When it came down to it, we were all technology nerds, and conversation came easily. This camaraderie continued in Barbados, as the fellows often chose to sit together in the meeting room and at lunch.

During the meeting itself, we heard updates from the ARIN divisions about projects and finances. After each section, we were welcomed to ask questions (if you know me, you know I did!). That definitely helped us understand the policies and processes more thoroughly. I think each and every fellow asked a question by the end of the meeting!

A number of ARIN policies were up for discussion, and I really appreciated how those were communicated. Each fellow was given a booklet of the printed policies, which were also available online. Individual policies were presented by their Advisory Council sponsor, with the original and proposed language clearly delineated. The history of each policy was also discussed for added clarity. Before the meeting, the idea of voting on policies seemed daunting; however, it was much easier to understand in person.

Why More R&E Community Members Should Apply

I had a great experience as an ARIN Fellow. If you’ve heard of the ARIN Fellowship before or are just hearing about it for the first time, I’d encourage you to apply. I wasn’t sure beforehand how engaging the policy process would be, but it was very easy to follow in person. 
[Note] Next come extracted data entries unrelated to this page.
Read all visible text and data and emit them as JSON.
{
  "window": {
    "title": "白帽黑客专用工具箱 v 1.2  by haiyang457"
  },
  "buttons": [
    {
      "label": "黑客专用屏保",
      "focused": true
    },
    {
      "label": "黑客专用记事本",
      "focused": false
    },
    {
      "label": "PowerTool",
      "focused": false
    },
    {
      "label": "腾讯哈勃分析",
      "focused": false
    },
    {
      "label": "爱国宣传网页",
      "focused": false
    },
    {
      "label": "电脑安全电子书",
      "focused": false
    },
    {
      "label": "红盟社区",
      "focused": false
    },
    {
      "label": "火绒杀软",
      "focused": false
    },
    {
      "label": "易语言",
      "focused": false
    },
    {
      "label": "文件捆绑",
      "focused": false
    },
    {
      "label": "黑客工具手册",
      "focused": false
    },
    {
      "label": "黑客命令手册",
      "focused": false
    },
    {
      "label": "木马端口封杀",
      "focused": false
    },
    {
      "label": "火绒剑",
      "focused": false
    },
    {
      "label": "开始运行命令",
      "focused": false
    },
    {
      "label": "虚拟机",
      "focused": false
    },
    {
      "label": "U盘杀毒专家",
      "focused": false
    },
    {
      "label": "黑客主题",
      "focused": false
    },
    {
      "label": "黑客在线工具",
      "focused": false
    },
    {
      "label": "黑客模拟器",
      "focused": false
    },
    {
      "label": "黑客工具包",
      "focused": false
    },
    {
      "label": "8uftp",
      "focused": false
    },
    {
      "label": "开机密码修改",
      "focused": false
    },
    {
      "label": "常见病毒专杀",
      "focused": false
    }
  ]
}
Plus, how many times can you say you spent the week influencing internet policy for one of the five defined internet regions of the world?

I’ll also echo something my Internet2 colleague Steven Wallace has shared. Given the research and education community’s reliance on the internet as critical infrastructure, our community needs more participation in ARIN’s Policy Development Process and its governance. The ARIN Fellowship Program is one way to get involved.

Finally, I’d like to close this by thanking someone. When I was at UNC-Chapel Hill, thinking of taking on a leadership role in an Internet2 working group, I spoke with someone I really look up to — Susan Kellogg. She told me to stop doubting myself, that they wouldn’t have approached me if they didn’t think I would do a good job, and that I should absolutely go for it. I’ve used that advice when I applied to Internet2, when Internet2 sent me to my first NANOG, when I became a NANOG Program Committee member, and when I decided to apply for the ARIN Fellowship. 

The idea of taking on a role in a large organization may scare you, but that doesn’t mean you won’t be great at it and learn a lot. So take a deep breath and apply!

What’s Next?

The experience of being a fellow has left me looking forward to continuing to engage with the ARIN community. I plan to attend the fall ARIN 54 meeting after NANOG 92 in Toronto. Having the ARIN meeting immediately after NANOG is really convenient as it allows for consolidation of travel! The ARIN 55 meeting is in my hometown of Charlotte, a convenient train ride from my house in central North Carolina, and then ARIN 56 will be co-located with NANOG 95 in Arlington, Texas, which I will also be attending. Let’s hope they don’t get tired of me by then!